敗けたな、また思った。今回だけじゃない、シャンタウ星域、いやイゼルローン要塞攻略、あれが失敗だった。あそこでローエングラム伯を斃しヴァレンシュタイン司令長官を失脚させる、そう思った。イゼルローン要塞がこちらに有れば防御に徹して一息吐けるとも思った。だがそうはならなかった……。
ヴァレンシュタイン司令長官の策略に乗せられたとはいえ同盟市民は帝国領侵攻を選択し遠征軍はシャンタウ星域の会戦で大敗した。あれで同盟の命運は決まってしまった。歴史上勝ってはいけない時に勝ったが故に国家が滅ぶ事が有る。何のことは無い、私がやった事がそれだった。同盟を滅ぼしたのは帝国ではない、私だ。

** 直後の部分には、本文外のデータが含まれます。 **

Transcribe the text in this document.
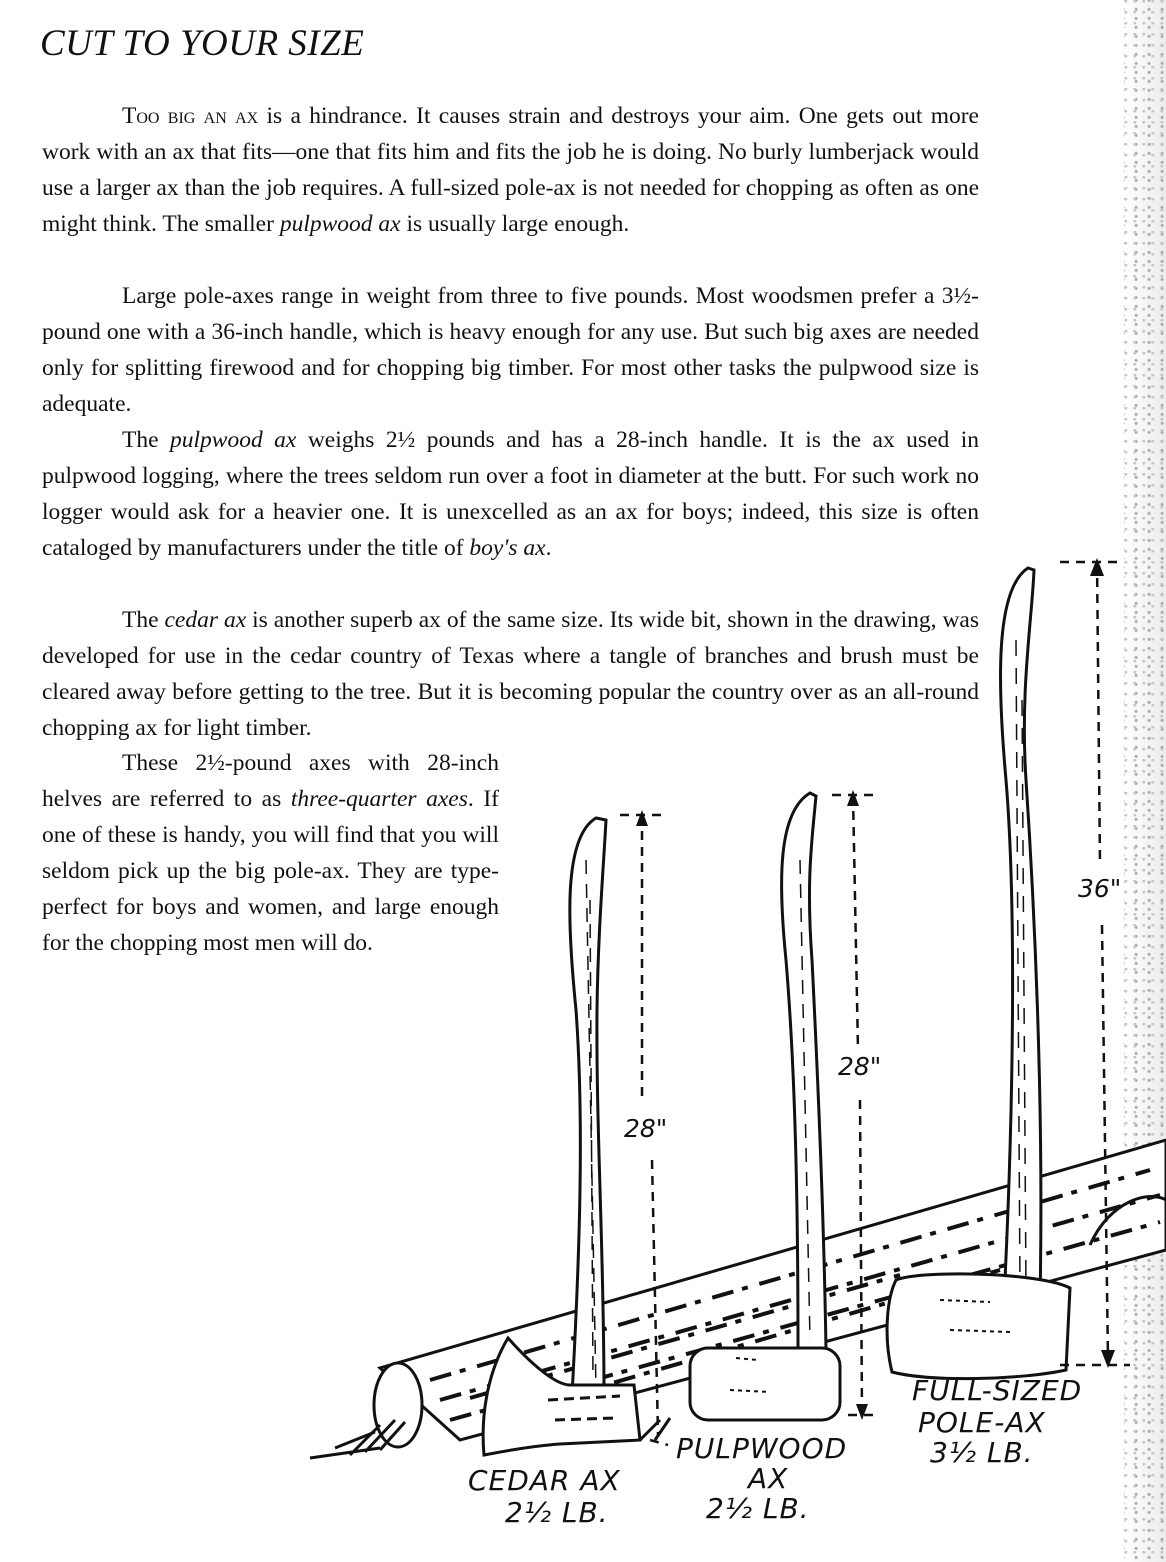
CUT TO YOUR SIZE

Too big an ax is a hindrance. It causes strain and destroys your aim. One gets out more work with an ax that fits—one that fits him and fits the job he is doing. No burly lumberjack would use a larger ax than the job requires. A full-sized pole-ax is not needed for chopping as often as one might think. The smaller pulpwood ax is usually large enough.

Large pole-axes range in weight from three to five pounds. Most woodsmen prefer a 3½-pound one with a 36-inch handle, which is heavy enough for any use. But such big axes are needed only for splitting firewood and for chopping big timber. For most other tasks the pulpwood size is adequate.

The pulpwood ax weighs 2½ pounds and has a 28-inch handle. It is the ax used in pulpwood logging, where the trees seldom run over a foot in diameter at the butt. For such work no logger would ask for a heavier one. It is unexcelled as an ax for boys; indeed, this size is often cataloged by manufacturers under the title of boy's ax.

The cedar ax is another superb ax of the same size. Its wide bit, shown in the drawing, was developed for use in the cedar country of Texas where a tangle of branches and brush must be cleared away before getting to the tree. But it is becoming popular the country over as an all-round chopping ax for light timber.

These 2½-pound axes with 28-inch helves are referred to as three-quarter axes. If one of these is handy, you will find that you will seldom pick up the big pole-ax. They are type-perfect for boys and women, and large enough for the chopping most men will do.

28"
28"
36"
CEDAR AX
2½ LB.
PULPWOOD
AX
2½ LB.
FULL-SIZED
POLE-AX
3½ LB.
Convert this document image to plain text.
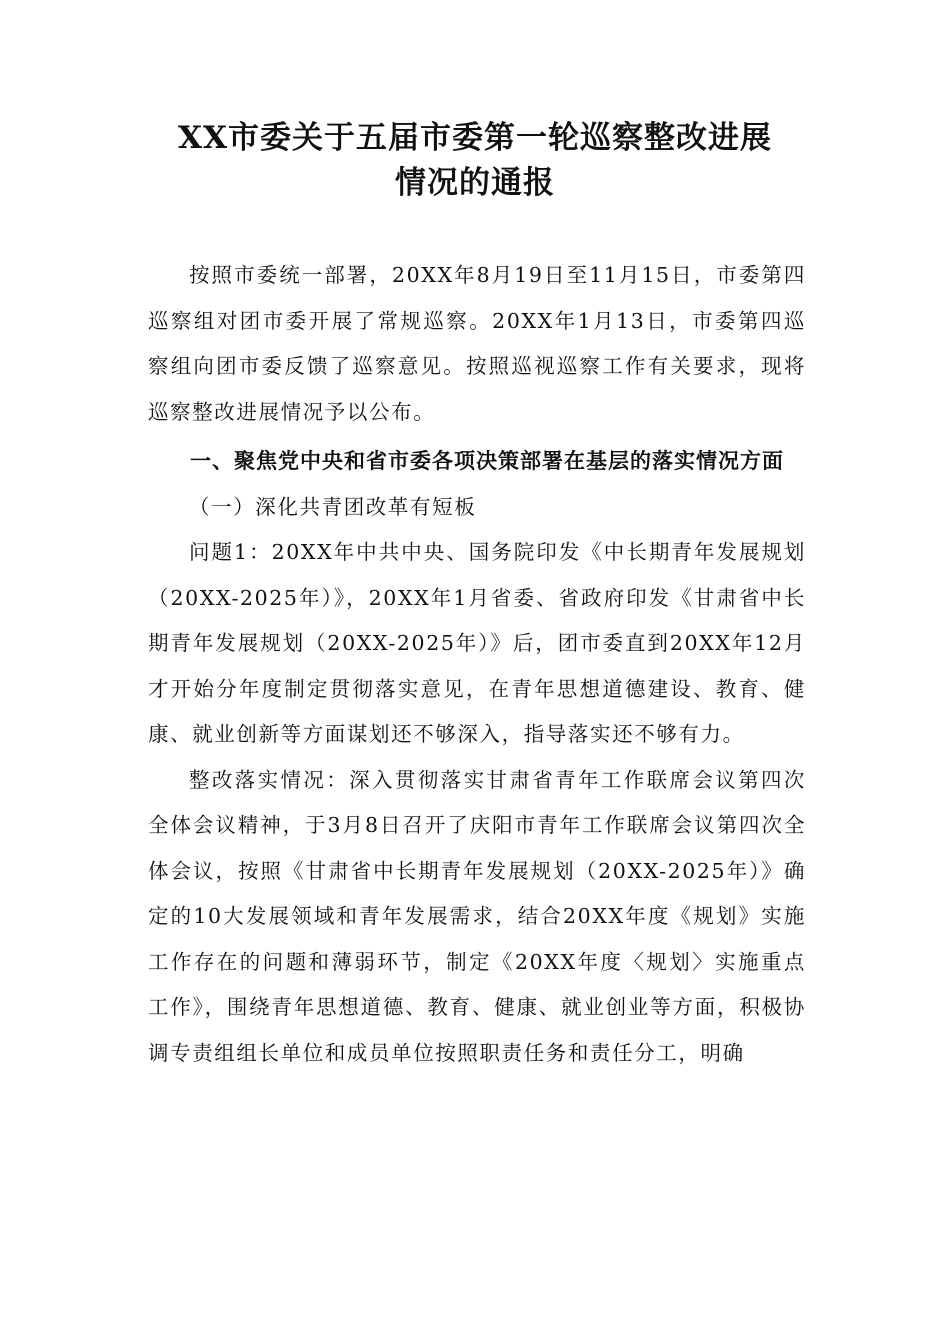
XX市委关于五届市委第一轮巡察整改进展
情况的通报

按照市委统一部署，20XX年8月19日至11月15日，市委第四巡察组对团市委开展了常规巡察。20XX年1月13日，市委第四巡察组向团市委反馈了巡察意见。按照巡视巡察工作有关要求，现将巡察整改进展情况予以公布。

一、聚焦党中央和省市委各项决策部署在基层的落实情况方面

（一）深化共青团改革有短板

问题1：20XX年中共中央、国务院印发《中长期青年发展规划（20XX-2025年）》，20XX年1月省委、省政府印发《甘肃省中长期青年发展规划（20XX-2025年）》后，团市委直到20XX年12月才开始分年度制定贯彻落实意见，在青年思想道德建设、教育、健康、就业创新等方面谋划还不够深入，指导落实还不够有力。

整改落实情况：深入贯彻落实甘肃省青年工作联席会议第四次全体会议精神，于3月8日召开了庆阳市青年工作联席会议第四次全体会议，按照《甘肃省中长期青年发展规划（20XX-2025年）》确定的10大发展领域和青年发展需求，结合20XX年度《规划》实施工作存在的问题和薄弱环节，制定《20XX年度〈规划〉实施重点工作》，围绕青年思想道德、教育、健康、就业创业等方面，积极协调专责组组长单位和成员单位按照职责任务和责任分工，明确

もし、イゼルローン要塞を攻略しなければあの馬鹿げた帝国領侵攻は無かった。であれば同盟軍は大きな損害を受けずに済んだだろう。同盟軍が健在であれば帝国の内乱も無かった筈だ。門閥貴族も健在だった。つまり帝国はこれ程の規模の軍事作戦を起こせるような余裕は持てなかった。
「閣下、総司令部から通信が」
グリーンヒル大尉の表情が明るい。戦局の打開に期待しているのだろう。
「分かった。スクリーンに映してくれ」
スクリーンにビュコック司令長官とグリーンヒル総参謀長の姿が映った。二人とも表情が厳しい、グリーンヒル大尉、期待は出来ない様だ。
互いに礼を交わすとビュコック司令長官が話し始めた。
『統合作戦本部から命令が出た。至急ハイネセンに戻れとの事だ』
艦橋がざわめく、静かにするようにと注意した。静まるのを待ってグリーンヒル総参謀長が後を続けた。
『帝国軍の別動隊がハイネセンに近付いている。商船がバーミリオン星域の近くで帝国軍の別動隊に遭遇した』
また艦橋がざわめいた。来るべきものが来た、分かっていた事だがそれでも衝撃が有った。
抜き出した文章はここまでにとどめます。